We have not been taught to remain silent and listen to the other, the person who has never spoken, who never has a space in public debate and who has a lot to teach us.
Is this a basis for moving towards reconciliation?
Yes, because we tend not to listen. Rather, we tend to compete for the best answer. We have not been taught to remain silent and listen to the other, the person who has never spoken, who never has a space in public debate and who has a lot to teach us. I was overwhelmed by the poetry, by what they told with great generosity. There was so much beauty and humility. It wasn’t filled with resentment, violence, anger… I expected much more of that, I must confess. There was some from time to time, but for the most part, the tone was really respectful, in introspection, with the aim of wanting to heal and also of wanting to repair relationships within one’s own family as well as in communities more generally.
What form of reconciliation did the Commission enable?

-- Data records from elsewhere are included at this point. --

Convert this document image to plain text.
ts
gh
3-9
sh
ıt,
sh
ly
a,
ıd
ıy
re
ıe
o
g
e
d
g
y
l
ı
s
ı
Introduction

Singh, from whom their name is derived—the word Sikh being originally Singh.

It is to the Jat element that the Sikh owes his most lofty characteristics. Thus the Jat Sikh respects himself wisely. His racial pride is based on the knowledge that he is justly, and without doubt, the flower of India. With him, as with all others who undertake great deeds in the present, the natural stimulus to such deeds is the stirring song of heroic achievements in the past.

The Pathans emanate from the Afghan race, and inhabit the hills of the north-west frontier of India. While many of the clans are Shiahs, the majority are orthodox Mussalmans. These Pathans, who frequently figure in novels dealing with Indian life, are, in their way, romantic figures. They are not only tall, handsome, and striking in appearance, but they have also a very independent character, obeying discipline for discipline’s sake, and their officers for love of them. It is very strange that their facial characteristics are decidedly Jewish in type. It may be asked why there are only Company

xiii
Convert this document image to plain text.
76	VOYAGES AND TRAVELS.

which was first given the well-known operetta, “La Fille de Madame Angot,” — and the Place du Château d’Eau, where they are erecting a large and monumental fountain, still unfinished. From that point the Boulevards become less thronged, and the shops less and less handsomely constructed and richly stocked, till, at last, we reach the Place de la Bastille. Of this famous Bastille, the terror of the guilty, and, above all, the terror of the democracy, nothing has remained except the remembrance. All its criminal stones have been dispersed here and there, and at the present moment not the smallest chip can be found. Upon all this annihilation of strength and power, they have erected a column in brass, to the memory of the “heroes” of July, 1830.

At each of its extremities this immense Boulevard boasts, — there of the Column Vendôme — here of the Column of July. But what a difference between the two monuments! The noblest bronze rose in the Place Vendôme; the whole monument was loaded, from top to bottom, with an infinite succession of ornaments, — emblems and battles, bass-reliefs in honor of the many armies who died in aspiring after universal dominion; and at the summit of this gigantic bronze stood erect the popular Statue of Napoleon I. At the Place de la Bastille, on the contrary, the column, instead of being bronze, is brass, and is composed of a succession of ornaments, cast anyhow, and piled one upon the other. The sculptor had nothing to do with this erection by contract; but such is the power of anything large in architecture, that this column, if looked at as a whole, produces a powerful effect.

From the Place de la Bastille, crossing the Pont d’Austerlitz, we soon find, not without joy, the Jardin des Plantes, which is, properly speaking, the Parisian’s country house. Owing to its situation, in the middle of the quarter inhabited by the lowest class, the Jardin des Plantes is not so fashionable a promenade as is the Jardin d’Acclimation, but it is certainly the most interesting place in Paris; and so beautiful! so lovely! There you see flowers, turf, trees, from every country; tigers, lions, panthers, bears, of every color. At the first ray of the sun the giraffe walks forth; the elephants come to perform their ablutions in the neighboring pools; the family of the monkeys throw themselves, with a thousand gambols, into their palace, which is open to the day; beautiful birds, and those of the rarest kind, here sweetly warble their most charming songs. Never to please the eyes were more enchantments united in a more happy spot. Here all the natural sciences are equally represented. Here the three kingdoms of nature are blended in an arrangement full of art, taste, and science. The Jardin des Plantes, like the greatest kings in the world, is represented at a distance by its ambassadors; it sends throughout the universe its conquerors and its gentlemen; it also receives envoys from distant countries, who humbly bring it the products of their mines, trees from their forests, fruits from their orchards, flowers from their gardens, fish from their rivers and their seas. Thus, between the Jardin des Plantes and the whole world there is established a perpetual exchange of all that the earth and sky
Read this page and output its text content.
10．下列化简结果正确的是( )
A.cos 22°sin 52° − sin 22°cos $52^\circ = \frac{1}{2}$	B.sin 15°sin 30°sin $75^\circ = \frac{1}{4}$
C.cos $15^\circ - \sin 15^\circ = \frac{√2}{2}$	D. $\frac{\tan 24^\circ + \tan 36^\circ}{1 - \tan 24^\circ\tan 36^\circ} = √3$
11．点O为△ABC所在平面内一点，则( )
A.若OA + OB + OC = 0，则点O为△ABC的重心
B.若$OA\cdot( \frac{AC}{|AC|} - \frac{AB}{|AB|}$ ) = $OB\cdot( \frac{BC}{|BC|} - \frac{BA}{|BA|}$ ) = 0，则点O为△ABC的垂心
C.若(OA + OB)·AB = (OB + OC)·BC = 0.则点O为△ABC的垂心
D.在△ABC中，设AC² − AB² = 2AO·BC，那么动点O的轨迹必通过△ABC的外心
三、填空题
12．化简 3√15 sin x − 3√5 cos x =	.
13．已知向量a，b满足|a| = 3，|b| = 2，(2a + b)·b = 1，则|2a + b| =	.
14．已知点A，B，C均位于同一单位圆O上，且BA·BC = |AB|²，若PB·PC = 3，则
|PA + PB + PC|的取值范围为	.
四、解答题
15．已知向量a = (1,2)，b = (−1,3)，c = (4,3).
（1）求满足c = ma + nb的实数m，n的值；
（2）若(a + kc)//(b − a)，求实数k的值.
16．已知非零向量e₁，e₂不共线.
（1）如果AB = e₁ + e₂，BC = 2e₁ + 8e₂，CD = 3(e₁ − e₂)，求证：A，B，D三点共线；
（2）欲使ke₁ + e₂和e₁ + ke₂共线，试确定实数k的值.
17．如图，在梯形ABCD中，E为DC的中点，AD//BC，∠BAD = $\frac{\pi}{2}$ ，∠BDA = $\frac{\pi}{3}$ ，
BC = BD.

Many told us that reconciliation begins with themselves. This is because people grew up believing that they were worthless, that they would not achieve anything, that they were “little savages, dirty little people” – especially the younger ones who took it for granted. Reconciliation means first of all forgiving each other for believing these things about them, and now reclaiming an identity of self-respect and self-care. That’s why I said that the residents did not define reconciliation narrowly. They conceived it in many ways. We have to keep trying.
The key to a commission is flexibility.
In your opinion, does Canada offer a model for a truth commission?
I don’t call it a model because the circumstances are never the same. I don’t presume to know what works in one context compared to another. I can tell you that we started out in good faith with a promise to adapt our approach as events unfolded and as we learned. Since there was no model for us, we created something and made adjustments as we went along. Flexibility is very important to make people feel comfortable and secure. We must not forget that at the heart of our work are the survivors, the residents, those who have filed complaints. The key to a commission is flexibility. Another extremely important element is the presence of health support, to avoid emotional or mental crises. Those handling such support are not only trained in the western system but also have traditional and cultural knowledge, such as traditional healers. The health team is an example of what is possible when you work in a spirit of reconciliation, where you take the wisdom and assets of one culture and marry them with the assets and knowledge of another culture, where you allow another way of seeing for the good of all. Each commission must invent itself.
Interviewed by Marie-Laure Josselin, correspondence from Montreal (Canada).
Marie Wilson served as one of three commissioners of the Truth and Reconciliation Commission of Canada (TRC). As a journalist, she spent over 35 years working for the Canadian Broadcasting Corporation. She is a professor at McGill University. As TRC commissioner, she worked for over six years documenting the history and lasting impacts of the Canadian Indian residential school system.